Manufacturing AUTOMATION

Features Distorted Realities Opinion
Big toys for big boys


Debbie, my long-suffering secretary, calls me over to the phone to say there is someone on line two. I pick it up, and it’s Ian Verhappen, Manufacturing Automation’s technical columnist. He is calling to invite me to present at the ISA 2005 Oil Sands Conference in Edmonton and Fort McMurray, Alta. He wants me to speak about the future of programmable logic controllers. “Well, since I recently acquired a knee handicap and can’t walk,” I say, “I’ll need to travel first-class and require my usual fee.””

“This is an ISA-sponsored event,” says Verhappen. “We’ll spring for your out-of-pocket first-class expenses, but you’re going to give the talk for free.”
Uh, did I mention I have a fee?
My curiosity is aroused. I give the phone a questioning look, which Ian seems to sense on the other end. He continues: “The deal is I’ll let you ride in my pickup truck … It’s the largest truck in the world and weighs, unloaded, 400 tons and carries a 350-ton load.”
I ask him when he wants me to speak and how high I’ll have to jump – gimpy knees and all!
As you can see, I am enamoured by big toys. I own several big toys myself, but none as grand as this truck. I looked up the big truck on the Internet and was astonished by its size. The truck’s tires are 13-feet high. The vehicle would not fit into my garage with its 12-foot doors.
One Sunday in early March, I got on the puddle-jumper and headed for Minneapolis. From Minneapolis I flew to Edmonton. Edmonton is as alive and thriving as any blue collar, redneck, industrial city. I loved it. It is flat, and I’m used to hills, but I loved it nonetheless. I found the people polite, aggressive when it comes to business, and hardworking.
ISA’s Edmonton Section hosted my speech, “Oil Sands and Control Futures.” The audience asked excellent questions and the session was highly interactive.
The next morning, I took off for Fort McMurray, or, as the locals call it, Fort McMoney. The plane had an ancient operating mode and a propeller. The seats, although big enough, were a little uncomfortable. But nothing could keep me away from the “big stuff.”
We took a tour of Syncrude Canada-the world’s largest producer of crude oil from oil sands and the largest single-source producer in Canada-and checked out all the facility’s equipment from controls to trucks and conveyors. Then it was time for the best part: My hosts interrupted the truck’s delivery schedule to let me into the driver’s cockpit and off we went. In addition to its 13-feet tires and 800-ton weight, the truck has a 1,200-gallon fuel tank, uses an electric drive with a generator (much like a locomotive), and is a hybrid with electric motors delivering thousands of horsepower to the wheels.
I had a wonderful ride in the truck.
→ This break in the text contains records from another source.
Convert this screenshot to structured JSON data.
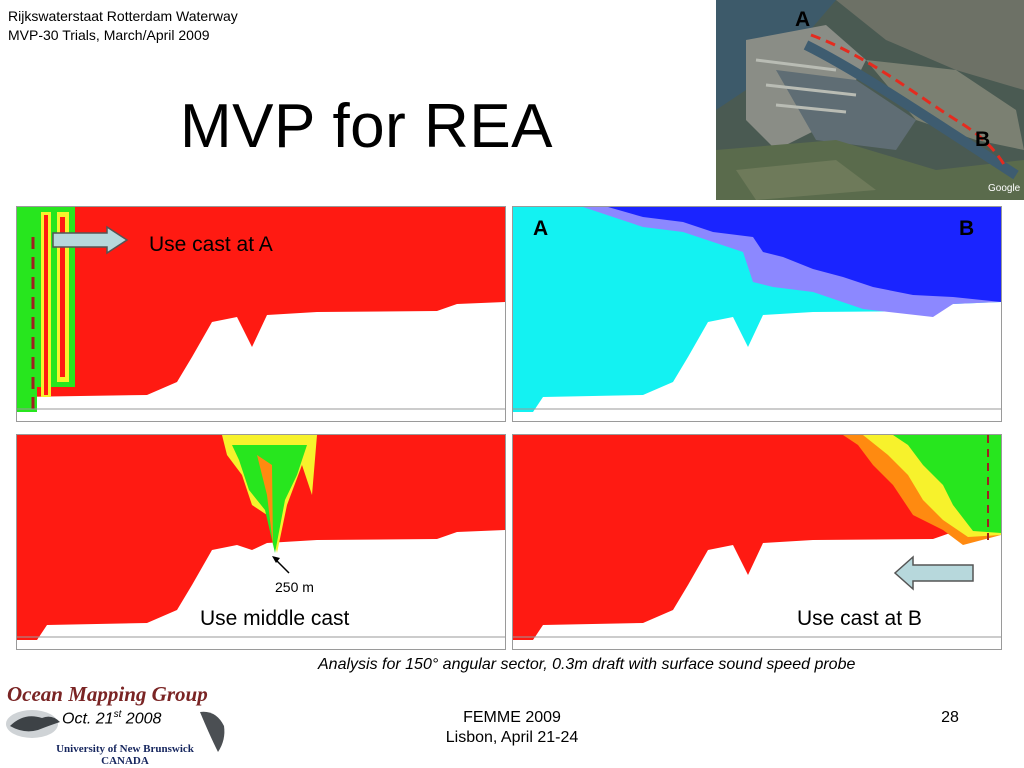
{
  "header": {
    "line1": "Rijkswaterstaat Rotterdam Waterway",
    "line2": "MVP-30 Trials, March/April 2009"
  },
  "slide": {
    "title": "MVP for REA"
  },
  "map": {
    "point_a": "A",
    "point_b": "B",
    "watermark": "Google",
    "route_color": "#e52b1f"
  },
  "panels": {
    "top_left": {
      "label": "Use cast at A"
    },
    "top_right": {
      "label_a": "A",
      "label_b": "B"
    },
    "bottom_left": {
      "label": "Use middle cast",
      "annotation": "250 m"
    },
    "bottom_right": {
      "label": "Use cast at B"
    }
  },
  "colors": {
    "red": "#ff1a12",
    "green": "#27e61e",
    "yellow": "#f7f22c",
    "orange": "#ff8a10",
    "cyan": "#13f2f2",
    "blue": "#1a24ff",
    "lavender": "#8c88ff",
    "arrow_fill": "#b7d8dc"
  },
  "caption": "Analysis for 150° angular sector, 0.3m draft with surface sound speed probe",
  "footer": {
    "date_prefix": "Oct. 21",
    "date_sup": "st",
    "date_suffix": " 2008",
    "event_line1": "FEMME 2009",
    "event_line2": "Lisbon, April 21-24",
    "page_number": "28"
  },
  "logo": {
    "name": "Ocean Mapping Group",
    "university": "University of New Brunswick",
    "country": "CANADA"
  }
}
We drove over to a big, 24,000-volt steam shovel. The truck backed into position and dumped 350 tons of dirt (or three shovels full) into the hopper. The first shovelful rocked the truck, then it settled down. I wanted to take pictures but the windshield was dirty. We were on a frozen road with nearly an inch of slime and mud.
The driver suggested I step out onto the truck’s “deck,” which was approximately 12 feet by eight feet. I could have had a picnic table, barbecue pit and five guests out there.
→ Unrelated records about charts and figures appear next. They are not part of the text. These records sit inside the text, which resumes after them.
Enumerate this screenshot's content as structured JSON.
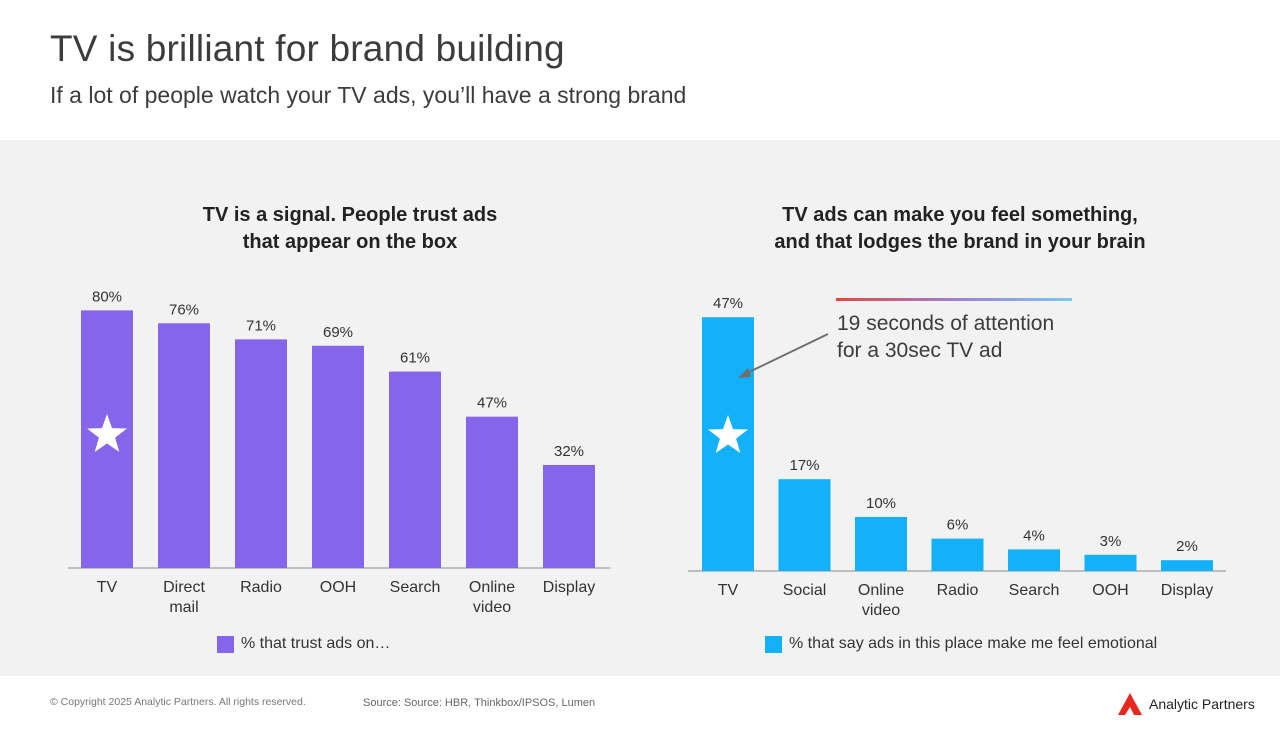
{
  "header": {
    "title": "TV is brilliant for brand building",
    "subtitle": "If a lot of people watch your TV ads, you’ll have a strong brand"
  },
  "chart_data": [
    {
      "type": "bar",
      "title_line1": "TV is a signal. People trust ads",
      "title_line2": "that appear on the box",
      "categories": [
        [
          "TV"
        ],
        [
          "Direct",
          "mail"
        ],
        [
          "Radio"
        ],
        [
          "OOH"
        ],
        [
          "Search"
        ],
        [
          "Online",
          "video"
        ],
        [
          "Display"
        ]
      ],
      "series": [
        {
          "name": "% that trust ads on…",
          "values": [
            80,
            76,
            71,
            69,
            61,
            47,
            32
          ]
        }
      ],
      "data_labels": [
        "80%",
        "76%",
        "71%",
        "69%",
        "61%",
        "47%",
        "32%"
      ],
      "color": "#8566ea",
      "highlight": "star on TV bar",
      "legend": "bottom-center"
    },
    {
      "type": "bar",
      "title_line1": "TV ads can make you feel something,",
      "title_line2": "and that lodges the brand in your brain",
      "categories": [
        [
          "TV"
        ],
        [
          "Social"
        ],
        [
          "Online",
          "video"
        ],
        [
          "Radio"
        ],
        [
          "Search"
        ],
        [
          "OOH"
        ],
        [
          "Display"
        ]
      ],
      "series": [
        {
          "name": "% that say ads in this place make me feel emotional",
          "values": [
            47,
            17,
            10,
            6,
            4,
            3,
            2
          ]
        }
      ],
      "data_labels": [
        "47%",
        "17%",
        "10%",
        "6%",
        "4%",
        "3%",
        "2%"
      ],
      "color": "#14b1fb",
      "highlight": "star on TV bar",
      "annotation_line1": "19 seconds of attention",
      "annotation_line2": "for a 30sec TV ad",
      "legend": "bottom-center"
    }
  ],
  "footer": {
    "copyright": "© Copyright 2025 Analytic Partners. All rights reserved.",
    "source": "Source: Source: HBR, Thinkbox/IPSOS, Lumen",
    "brand_name": "Analytic Partners"
  },
  "colors": {
    "left_bar": "#8566ea",
    "right_bar": "#14b1fb",
    "panel_bg": "#f2f2f2",
    "brand_mark": "#e8271f"
  }
}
I rode in the truck as it moved a load of overburden-shale and gravel covering the oil-bearing sands. The overburden comes from an ocean that existed millions of years ago. The remnants of this ocean are 50 to 300 feet deep.
At one point, the truck moved the load over to where a D-11 bulldozer was plowing away. As the truck wallowed through mud, the electric motors overheated at 3,000 horsepower output. “Holy T-Cronkite!” I thought. As an ubergeek, I appreciated the experience.
I grinned when I noticed that the truck’s driver communicates with the steam shovel by beeping a horn, and not through sophisticated communication technology.
That night, I gave my talk in Fort McMurray and suggested that the automation industry simplify controls with Commercial Off The Shelf (COTS) technology. The U.S. military is becoming a believer in COTS. We use specialized industrial components defined by standards that force us to live in the past. I think we should take advantage of new wireless standards, new equipment, itty-bitty computers and parallel processing languages, and make controls simple and straightforward.
The trip was an exciting adventure. Most impressive were the trucks, the Syncrude facility and my hosts. The facility had the flavour of a gold-rush camp of yesteryear, except the gold, in this case, was black.
I leave my readers with the following thoughts: Understand the impact COTS will have on future control design; deal with the world the way it is, not the way you think it ought to be; and please, get some excitement in your life!